Yet another gift from the social networking behemoth – this one being a “big graph” processing library for the JVM.
Twitter’s recent open source charm-offensive has continued with big graph processing library Cassovary being contributed to GitHub.
The social networking giant has already been right on trend by offering Scala cascading library Scalding and Cassandra client Cassie to the masses, but now it’s Cassovary’s turn for attention. Cassovary is written in Scala (but can be used with other JVM languages) and is described as ‘a simple “big graph” processing library for the JVM,’ that is importantly space efficient unlike many JVM-hosted graph libraries.
Revealing the open sourcing on Twitter’s engineering blog, Pankaj Gupta said that Cassovary is designed from the ground up to be able to efficiently handle graphs with billions of nodes and edges.

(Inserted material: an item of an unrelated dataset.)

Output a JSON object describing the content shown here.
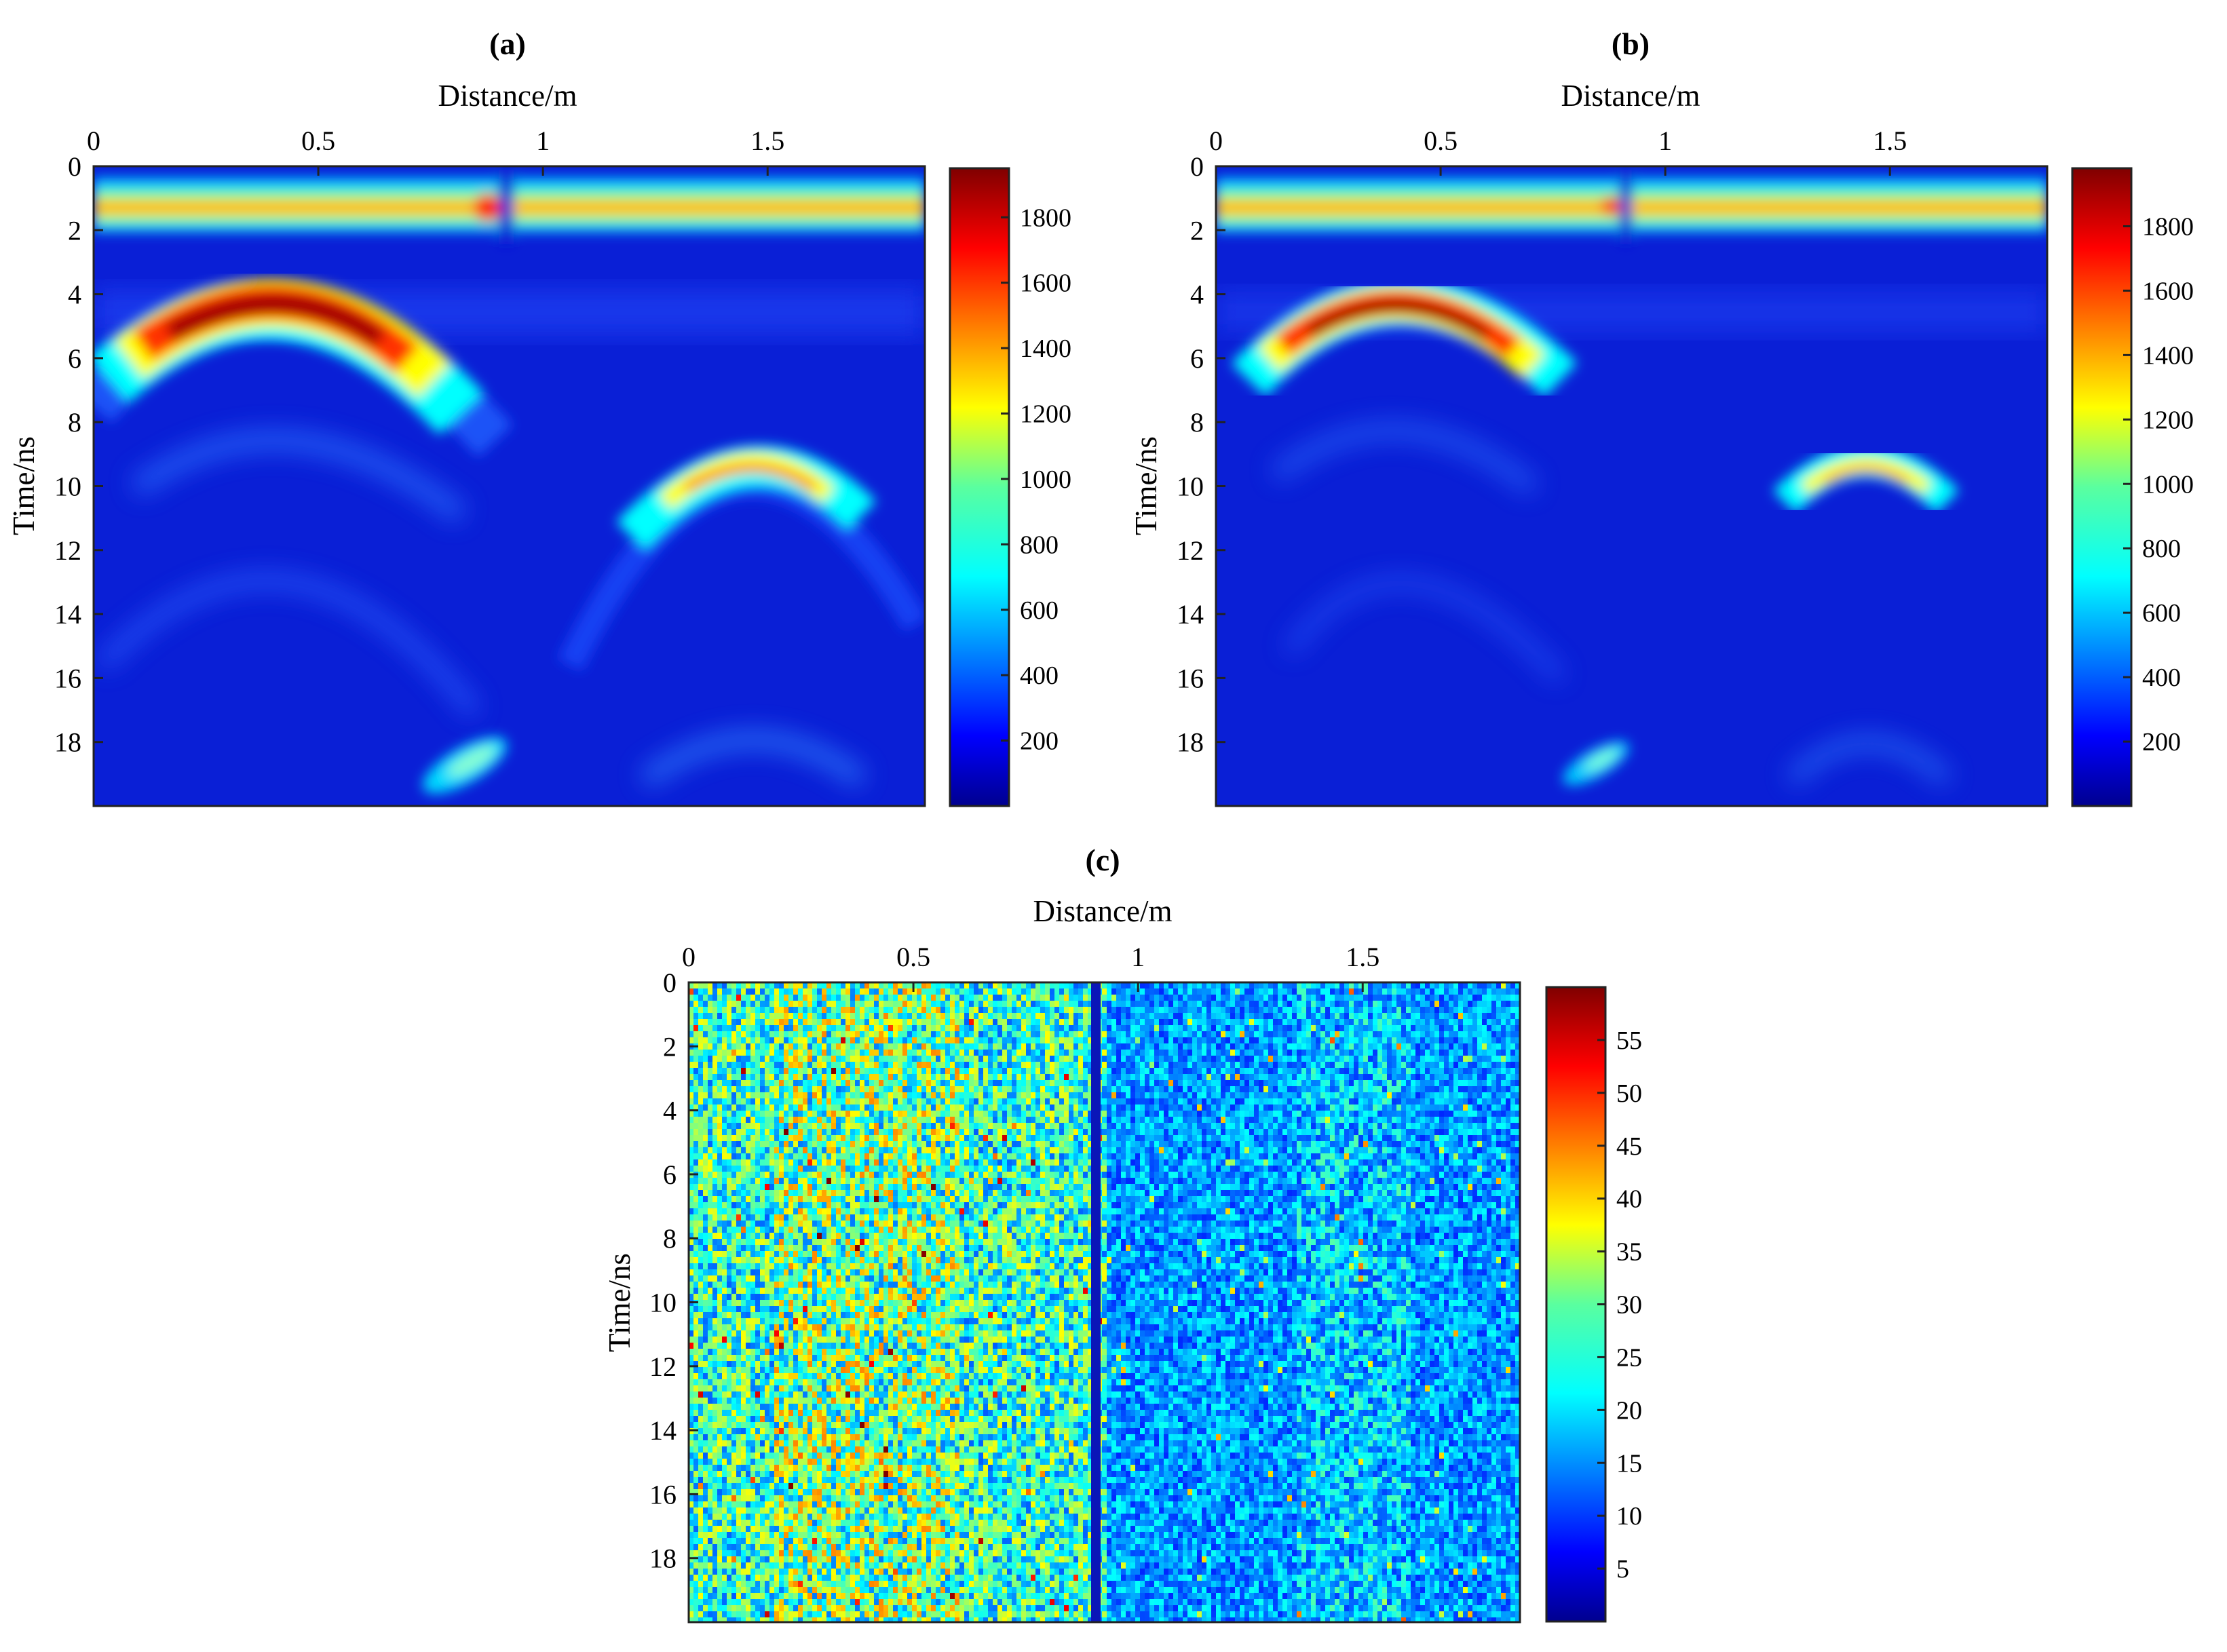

Given the gargantuan operation that is Twitter, they are surely one of the best to know about how to deal with large-scale graph mining of a big network.

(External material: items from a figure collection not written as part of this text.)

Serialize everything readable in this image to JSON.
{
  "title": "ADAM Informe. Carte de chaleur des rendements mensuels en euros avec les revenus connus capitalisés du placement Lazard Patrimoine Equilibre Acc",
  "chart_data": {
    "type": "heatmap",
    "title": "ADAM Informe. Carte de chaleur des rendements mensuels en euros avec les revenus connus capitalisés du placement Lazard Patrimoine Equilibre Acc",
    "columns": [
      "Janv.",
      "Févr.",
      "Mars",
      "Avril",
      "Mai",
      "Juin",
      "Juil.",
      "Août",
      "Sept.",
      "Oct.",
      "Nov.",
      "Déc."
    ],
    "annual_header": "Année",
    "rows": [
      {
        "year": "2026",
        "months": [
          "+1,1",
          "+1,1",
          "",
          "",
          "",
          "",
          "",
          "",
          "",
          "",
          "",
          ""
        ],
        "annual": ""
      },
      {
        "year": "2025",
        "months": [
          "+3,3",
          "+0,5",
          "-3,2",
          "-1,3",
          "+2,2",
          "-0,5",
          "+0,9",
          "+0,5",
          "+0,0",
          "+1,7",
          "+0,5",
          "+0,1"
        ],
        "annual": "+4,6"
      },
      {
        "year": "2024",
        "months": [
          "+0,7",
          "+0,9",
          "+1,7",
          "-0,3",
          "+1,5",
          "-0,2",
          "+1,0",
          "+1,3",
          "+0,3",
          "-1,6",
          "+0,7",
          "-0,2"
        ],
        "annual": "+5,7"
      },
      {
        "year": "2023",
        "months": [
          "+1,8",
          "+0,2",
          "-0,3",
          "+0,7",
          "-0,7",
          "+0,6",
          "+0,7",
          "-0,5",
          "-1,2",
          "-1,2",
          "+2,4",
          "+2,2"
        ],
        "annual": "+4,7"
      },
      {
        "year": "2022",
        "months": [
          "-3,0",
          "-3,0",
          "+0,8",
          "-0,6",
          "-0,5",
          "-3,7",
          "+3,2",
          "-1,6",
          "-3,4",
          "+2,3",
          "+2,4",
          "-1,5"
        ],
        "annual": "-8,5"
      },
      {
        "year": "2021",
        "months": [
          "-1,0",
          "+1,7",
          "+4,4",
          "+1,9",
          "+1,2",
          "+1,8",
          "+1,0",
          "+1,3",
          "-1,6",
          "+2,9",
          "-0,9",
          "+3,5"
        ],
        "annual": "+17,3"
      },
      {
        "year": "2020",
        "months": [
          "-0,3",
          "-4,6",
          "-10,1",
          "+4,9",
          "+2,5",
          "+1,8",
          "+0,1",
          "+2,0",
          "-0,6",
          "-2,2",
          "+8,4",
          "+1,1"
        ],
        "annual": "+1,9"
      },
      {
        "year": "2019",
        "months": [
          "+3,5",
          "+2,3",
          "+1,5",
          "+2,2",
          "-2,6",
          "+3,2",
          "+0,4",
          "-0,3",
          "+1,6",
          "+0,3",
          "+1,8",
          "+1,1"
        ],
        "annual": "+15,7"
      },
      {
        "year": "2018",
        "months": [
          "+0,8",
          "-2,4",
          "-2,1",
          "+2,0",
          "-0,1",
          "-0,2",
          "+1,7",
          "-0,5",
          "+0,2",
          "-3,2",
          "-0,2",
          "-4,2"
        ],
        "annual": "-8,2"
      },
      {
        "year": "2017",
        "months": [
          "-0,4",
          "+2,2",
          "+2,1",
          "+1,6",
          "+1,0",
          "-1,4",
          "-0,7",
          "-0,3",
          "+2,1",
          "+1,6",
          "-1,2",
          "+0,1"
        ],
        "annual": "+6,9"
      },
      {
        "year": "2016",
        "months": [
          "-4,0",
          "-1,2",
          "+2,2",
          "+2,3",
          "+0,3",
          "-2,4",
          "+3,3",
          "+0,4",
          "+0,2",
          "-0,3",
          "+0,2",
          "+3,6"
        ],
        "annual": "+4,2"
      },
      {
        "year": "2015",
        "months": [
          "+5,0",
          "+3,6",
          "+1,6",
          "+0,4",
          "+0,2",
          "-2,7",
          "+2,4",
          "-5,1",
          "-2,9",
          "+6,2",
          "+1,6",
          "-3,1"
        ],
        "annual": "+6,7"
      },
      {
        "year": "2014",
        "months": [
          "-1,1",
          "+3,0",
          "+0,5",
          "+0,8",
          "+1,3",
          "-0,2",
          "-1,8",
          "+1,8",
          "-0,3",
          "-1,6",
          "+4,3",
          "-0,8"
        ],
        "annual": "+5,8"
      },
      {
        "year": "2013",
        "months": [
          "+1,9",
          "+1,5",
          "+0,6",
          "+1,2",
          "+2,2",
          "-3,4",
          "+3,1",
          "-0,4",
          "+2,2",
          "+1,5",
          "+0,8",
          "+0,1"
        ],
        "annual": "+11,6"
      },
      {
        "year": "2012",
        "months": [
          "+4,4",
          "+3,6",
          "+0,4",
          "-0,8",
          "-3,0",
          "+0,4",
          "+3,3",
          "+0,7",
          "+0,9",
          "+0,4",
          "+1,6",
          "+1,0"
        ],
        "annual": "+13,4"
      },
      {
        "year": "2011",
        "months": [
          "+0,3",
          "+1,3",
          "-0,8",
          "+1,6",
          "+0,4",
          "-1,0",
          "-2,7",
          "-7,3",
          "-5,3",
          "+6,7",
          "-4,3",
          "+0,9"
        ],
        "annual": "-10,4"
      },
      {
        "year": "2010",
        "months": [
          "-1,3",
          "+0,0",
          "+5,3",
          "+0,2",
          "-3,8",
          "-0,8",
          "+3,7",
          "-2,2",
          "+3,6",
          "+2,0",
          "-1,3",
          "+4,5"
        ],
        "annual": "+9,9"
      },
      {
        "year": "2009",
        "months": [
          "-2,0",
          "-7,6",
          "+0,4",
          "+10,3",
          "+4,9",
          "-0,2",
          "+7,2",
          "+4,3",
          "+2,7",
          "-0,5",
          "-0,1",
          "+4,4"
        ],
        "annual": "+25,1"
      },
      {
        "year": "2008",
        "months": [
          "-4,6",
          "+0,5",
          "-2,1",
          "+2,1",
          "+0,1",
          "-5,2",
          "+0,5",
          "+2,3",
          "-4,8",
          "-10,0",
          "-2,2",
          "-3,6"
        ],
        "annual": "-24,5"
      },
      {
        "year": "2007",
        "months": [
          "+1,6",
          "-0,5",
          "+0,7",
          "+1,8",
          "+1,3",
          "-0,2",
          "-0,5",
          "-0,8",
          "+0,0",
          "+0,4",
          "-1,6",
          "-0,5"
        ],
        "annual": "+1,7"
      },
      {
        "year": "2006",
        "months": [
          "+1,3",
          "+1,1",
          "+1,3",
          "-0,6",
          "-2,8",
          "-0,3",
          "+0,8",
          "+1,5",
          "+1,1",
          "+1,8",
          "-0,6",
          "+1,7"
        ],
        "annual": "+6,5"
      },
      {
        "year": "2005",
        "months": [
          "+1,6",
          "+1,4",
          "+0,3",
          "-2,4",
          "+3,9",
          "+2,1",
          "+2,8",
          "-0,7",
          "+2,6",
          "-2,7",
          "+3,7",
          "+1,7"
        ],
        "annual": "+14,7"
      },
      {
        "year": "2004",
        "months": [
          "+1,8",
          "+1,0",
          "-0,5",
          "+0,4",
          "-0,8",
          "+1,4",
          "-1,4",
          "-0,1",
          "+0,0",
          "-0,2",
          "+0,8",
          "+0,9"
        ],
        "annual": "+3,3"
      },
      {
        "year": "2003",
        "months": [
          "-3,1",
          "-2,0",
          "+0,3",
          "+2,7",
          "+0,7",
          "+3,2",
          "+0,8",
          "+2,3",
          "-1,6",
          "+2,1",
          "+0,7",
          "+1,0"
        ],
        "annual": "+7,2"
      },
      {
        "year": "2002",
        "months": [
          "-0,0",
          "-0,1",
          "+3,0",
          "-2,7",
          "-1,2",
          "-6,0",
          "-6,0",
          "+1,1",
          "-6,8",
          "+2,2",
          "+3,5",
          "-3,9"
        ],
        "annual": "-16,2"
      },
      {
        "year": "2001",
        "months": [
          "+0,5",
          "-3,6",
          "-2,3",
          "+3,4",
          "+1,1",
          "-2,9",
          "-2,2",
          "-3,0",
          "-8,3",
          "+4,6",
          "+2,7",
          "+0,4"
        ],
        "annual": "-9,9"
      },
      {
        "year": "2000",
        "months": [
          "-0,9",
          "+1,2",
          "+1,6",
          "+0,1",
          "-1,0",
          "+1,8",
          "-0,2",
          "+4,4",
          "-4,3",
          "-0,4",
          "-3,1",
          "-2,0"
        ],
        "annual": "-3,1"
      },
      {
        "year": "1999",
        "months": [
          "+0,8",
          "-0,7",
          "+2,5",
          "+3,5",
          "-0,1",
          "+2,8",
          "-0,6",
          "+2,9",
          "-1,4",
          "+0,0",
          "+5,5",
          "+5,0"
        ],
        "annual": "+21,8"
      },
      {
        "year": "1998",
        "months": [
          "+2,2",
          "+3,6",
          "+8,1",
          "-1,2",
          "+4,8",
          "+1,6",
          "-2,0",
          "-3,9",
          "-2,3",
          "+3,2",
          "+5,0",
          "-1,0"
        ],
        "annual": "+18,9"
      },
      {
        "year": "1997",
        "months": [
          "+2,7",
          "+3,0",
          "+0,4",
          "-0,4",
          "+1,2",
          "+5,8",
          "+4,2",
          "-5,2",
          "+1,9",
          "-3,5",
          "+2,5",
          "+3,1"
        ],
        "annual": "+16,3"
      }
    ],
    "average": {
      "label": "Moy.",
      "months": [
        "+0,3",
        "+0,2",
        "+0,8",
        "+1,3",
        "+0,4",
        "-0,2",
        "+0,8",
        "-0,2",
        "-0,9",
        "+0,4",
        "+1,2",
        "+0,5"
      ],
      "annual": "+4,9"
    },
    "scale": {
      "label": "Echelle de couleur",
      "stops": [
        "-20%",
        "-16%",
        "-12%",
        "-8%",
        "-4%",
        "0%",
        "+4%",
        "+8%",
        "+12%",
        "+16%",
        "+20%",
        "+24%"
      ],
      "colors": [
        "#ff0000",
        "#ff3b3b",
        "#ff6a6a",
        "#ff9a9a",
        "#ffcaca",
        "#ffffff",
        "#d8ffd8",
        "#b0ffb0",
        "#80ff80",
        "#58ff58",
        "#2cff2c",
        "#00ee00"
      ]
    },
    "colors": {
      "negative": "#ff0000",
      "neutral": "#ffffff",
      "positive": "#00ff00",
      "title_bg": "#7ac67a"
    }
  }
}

Gupta gave examples of Cassovary at work within Twitter too:
At Twitter, Cassovary forms the bottom layer of a stack that we use to power many of our graph-based features, including “Who to Follow” and “Similar to.” We also use it for relevance in Twitter Search and the algorithms that determine which Promoted Products users will see. Over time, we hope to bring more non-proprietary logic from some of those product features into Cassovary.

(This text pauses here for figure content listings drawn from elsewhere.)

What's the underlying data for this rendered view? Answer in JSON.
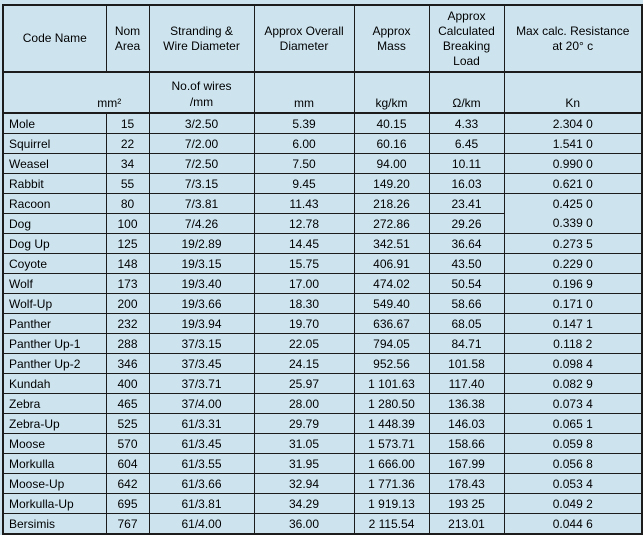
{
  "colors": {
    "background": "#cde4ef",
    "border": "#1c1c1c",
    "text": "#000000"
  },
  "table": {
    "headers": [
      {
        "id": "code-name",
        "lines": [
          "Code Name"
        ]
      },
      {
        "id": "nom-area",
        "lines": [
          "Nom",
          "Area"
        ]
      },
      {
        "id": "stranding",
        "lines": [
          "Stranding &",
          "Wire Diameter"
        ]
      },
      {
        "id": "overall-diameter",
        "lines": [
          "Approx Overall",
          "Diameter"
        ]
      },
      {
        "id": "mass",
        "lines": [
          "Approx",
          "Mass"
        ]
      },
      {
        "id": "breaking-load",
        "lines": [
          "Approx",
          "Calculated",
          "Breaking",
          "Load"
        ]
      },
      {
        "id": "resistance",
        "lines": [
          "Max calc. Resistance",
          "at 20° c"
        ]
      }
    ],
    "column_ids": [
      "code-name",
      "nom-area",
      "stranding",
      "overall-diameter",
      "mass",
      "breaking-load",
      "resistance"
    ],
    "units": {
      "area": "mm²",
      "stranding_line1": "No.of wires",
      "stranding_line2": "/mm",
      "diameter": "mm",
      "mass": "kg/km",
      "breaking_load": "Ω/km",
      "resistance": "Kn"
    },
    "rows": [
      [
        "Mole",
        "15",
        "3/2.50",
        "5.39",
        "40.15",
        "4.33",
        "2.304 0"
      ],
      [
        "Squirrel",
        "22",
        "7/2.00",
        "6.00",
        "60.16",
        "6.45",
        "1.541 0"
      ],
      [
        "Weasel",
        "34",
        "7/2.50",
        "7.50",
        "94.00",
        "10.11",
        "0.990 0"
      ],
      [
        "Rabbit",
        "55",
        "7/3.15",
        "9.45",
        "149.20",
        "16.03",
        "0.621 0"
      ],
      [
        "Racoon",
        "80",
        "7/3.81",
        "11.43",
        "218.26",
        "23.41",
        "0.425 0"
      ],
      [
        "Dog",
        "100",
        "7/4.26",
        "12.78",
        "272.86",
        "29.26",
        "0.339 0"
      ],
      [
        "Dog Up",
        "125",
        "19/2.89",
        "14.45",
        "342.51",
        "36.64",
        "0.273 5"
      ],
      [
        "Coyote",
        "148",
        "19/3.15",
        "15.75",
        "406.91",
        "43.50",
        "0.229 0"
      ],
      [
        "Wolf",
        "173",
        "19/3.40",
        "17.00",
        "474.02",
        "50.54",
        "0.196 9"
      ],
      [
        "Wolf-Up",
        "200",
        "19/3.66",
        "18.30",
        "549.40",
        "58.66",
        "0.171 0"
      ],
      [
        "Panther",
        "232",
        "19/3.94",
        "19.70",
        "636.67",
        "68.05",
        "0.147 1"
      ],
      [
        "Panther Up-1",
        "288",
        "37/3.15",
        "22.05",
        "794.05",
        "84.71",
        "0.118 2"
      ],
      [
        "Panther Up-2",
        "346",
        "37/3.45",
        "24.15",
        "952.56",
        "101.58",
        "0.098 4"
      ],
      [
        "Kundah",
        "400",
        "37/3.71",
        "25.97",
        "1 101.63",
        "117.40",
        "0.082 9"
      ],
      [
        "Zebra",
        "465",
        "37/4.00",
        "28.00",
        "1 280.50",
        "136.38",
        "0.073 4"
      ],
      [
        "Zebra-Up",
        "525",
        "61/3.31",
        "29.79",
        "1 448.39",
        "146.03",
        "0.065 1"
      ],
      [
        "Moose",
        "570",
        "61/3.45",
        "31.05",
        "1 573.71",
        "158.66",
        "0.059 8"
      ],
      [
        "Morkulla",
        "604",
        "61/3.55",
        "31.95",
        "1 666.00",
        "167.99",
        "0.056 8"
      ],
      [
        "Moose-Up",
        "642",
        "61/3.66",
        "32.94",
        "1 771.36",
        "178.43",
        "0.053 4"
      ],
      [
        "Morkulla-Up",
        "695",
        "61/3.81",
        "34.29",
        "1 919.13",
        "193 25",
        "0.049 2"
      ],
      [
        "Bersimis",
        "767",
        "61/4.00",
        "36.00",
        "2 115.54",
        "213.01",
        "0.044 6"
      ]
    ],
    "quirks": {
      "hidden_bottom_border": {
        "row": 4,
        "col": 6
      }
    }
  }
}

You may be thinking, there’s already several graph mining libraries available but Cassovary differs from the likes of Neo4J, the storage sacrificing JUNG and C/C++ written SNAP by deliberately being as simple as possible to use. No need for persistence or database functionality or even partioning like Apache Giraph, Cassovary appears to stay out of the complex stuff to allow it to run efficiently.